Property developers and cyclical industries have continued to face significant headwinds despite favourable long-term themes. China’s property sector remains under pressure from weak housing demand, financing constraints, and skepticism over a sustained recovery, weighing on developers such as Longfor Group. Meanwhile, electric vehicle and renewable energy companies, including BYD, BYD Electronic, Li Auto, and Xinyi Solar, have corrected amid price wars, slowing growth, margin pressure, and industry overcapacity. Commodity producers such as Zijin Mining, CMOC, and Chalco have fared relatively better due to long-term demand for critical minerals, but their shares have also pulled back as investors took profits and reacted to concerns over global economic growth and commodity price volatility.

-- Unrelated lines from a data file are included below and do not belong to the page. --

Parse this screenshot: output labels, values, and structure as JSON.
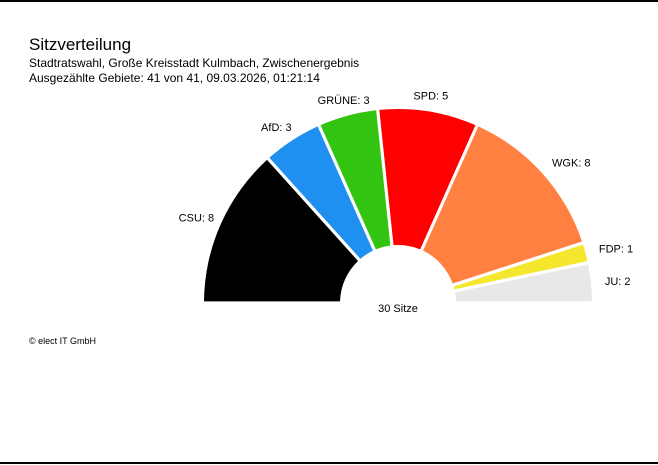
{
  "header": {
    "title": "Sitzverteilung",
    "subtitle": "Stadtratswahl, Große Kreisstadt Kulmbach, Zwischenergebnis",
    "counted": "Ausgezählte Gebiete: 41 von 41, 09.03.2026, 01:21:14"
  },
  "footer": {
    "copyright": "© elect IT GmbH"
  },
  "chart_data": {
    "type": "pie",
    "subtype": "semicircle-parliament",
    "title": "Sitzverteilung",
    "subtitle": "Stadtratswahl, Große Kreisstadt Kulmbach, Zwischenergebnis",
    "center_label": "30 Sitze",
    "total": 30,
    "categories": [
      "CSU",
      "AfD",
      "GRÜNE",
      "SPD",
      "WGK",
      "FDP",
      "JU"
    ],
    "values": [
      8,
      3,
      3,
      5,
      8,
      1,
      2
    ],
    "colors": [
      "#000000",
      "#1f8ff0",
      "#33c411",
      "#ff0000",
      "#ff8040",
      "#f5e62e",
      "#e8e8e8"
    ],
    "labels": [
      "CSU: 8",
      "AfD: 3",
      "GRÜNE: 3",
      "SPD: 5",
      "WGK: 8",
      "FDP: 1",
      "JU: 2"
    ]
  }
}
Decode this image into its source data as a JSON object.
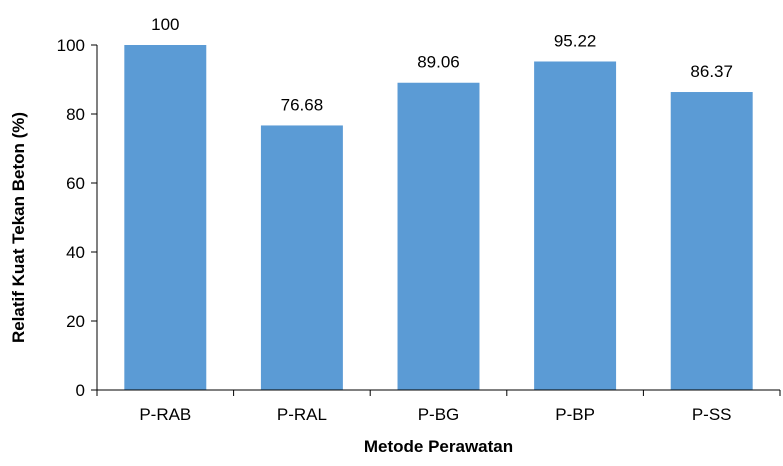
{
  "chart_data": {
    "type": "bar",
    "categories": [
      "P-RAB",
      "P-RAL",
      "P-BG",
      "P-BP",
      "P-SS"
    ],
    "values": [
      100,
      76.68,
      89.06,
      95.22,
      86.37
    ],
    "data_labels": [
      "100",
      "76.68",
      "89.06",
      "95.22",
      "86.37"
    ],
    "title": "",
    "xlabel": "Metode Perawatan",
    "ylabel": "Relatif Kuat Tekan Beton (%)",
    "ylim": [
      0,
      100
    ],
    "yticks": [
      0,
      20,
      40,
      60,
      80,
      100
    ],
    "grid": false,
    "legend": "none",
    "colors": {
      "bar": "#5b9bd5",
      "axis": "#000000",
      "text": "#000000"
    }
  }
}
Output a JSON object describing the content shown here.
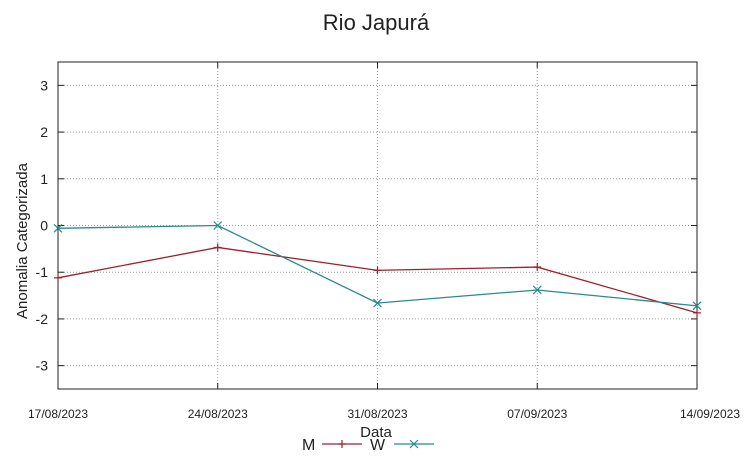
{
  "chart_data": {
    "type": "line",
    "title": "Rio Japurá",
    "xlabel": "Data",
    "ylabel": "Anomalia Categorizada",
    "categories": [
      "17/08/2023",
      "24/08/2023",
      "31/08/2023",
      "07/09/2023",
      "14/09/2023"
    ],
    "yticks": [
      "3",
      "2",
      "1",
      "0",
      "-1",
      "-2",
      "-3"
    ],
    "ylim": [
      -3.5,
      3.5
    ],
    "grid": true,
    "legend_position": "bottom-center",
    "series": [
      {
        "name": "M",
        "marker": "plus",
        "color": "#a0202a",
        "values": [
          -1.12,
          -0.47,
          -0.96,
          -0.89,
          -1.87
        ]
      },
      {
        "name": "W",
        "marker": "cross",
        "color": "#2a8a8a",
        "values": [
          -0.06,
          0.0,
          -1.66,
          -1.38,
          -1.72
        ]
      }
    ]
  }
}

The difference begins with each fund’s investment universe. The iShares Core CSI 300 ETF (2846) provides pure exposure to mainland China’s largest A-share companies listed on the Shanghai and Shenzhen stock exchanges. In contrast, the Tracker Fund of Hong Kong (2800) tracks the Hang Seng Index and is primarily composed of Hong Kong-listed blue-chip companies, H-shares, and red chips. The iShares Core MSCI China ETF (2801) offers the broadest exposure by investing across mainland A-shares, Hong Kong-listed H-shares, and overseas-listed Chinese companies including American Depositary Receipts (ADRs). Finally, the iShares Hang Seng TECH ETF (3067) focuses exclusively on Hong Kong-listed technology companies, making it the most concentrated and growth-oriented fund among the four.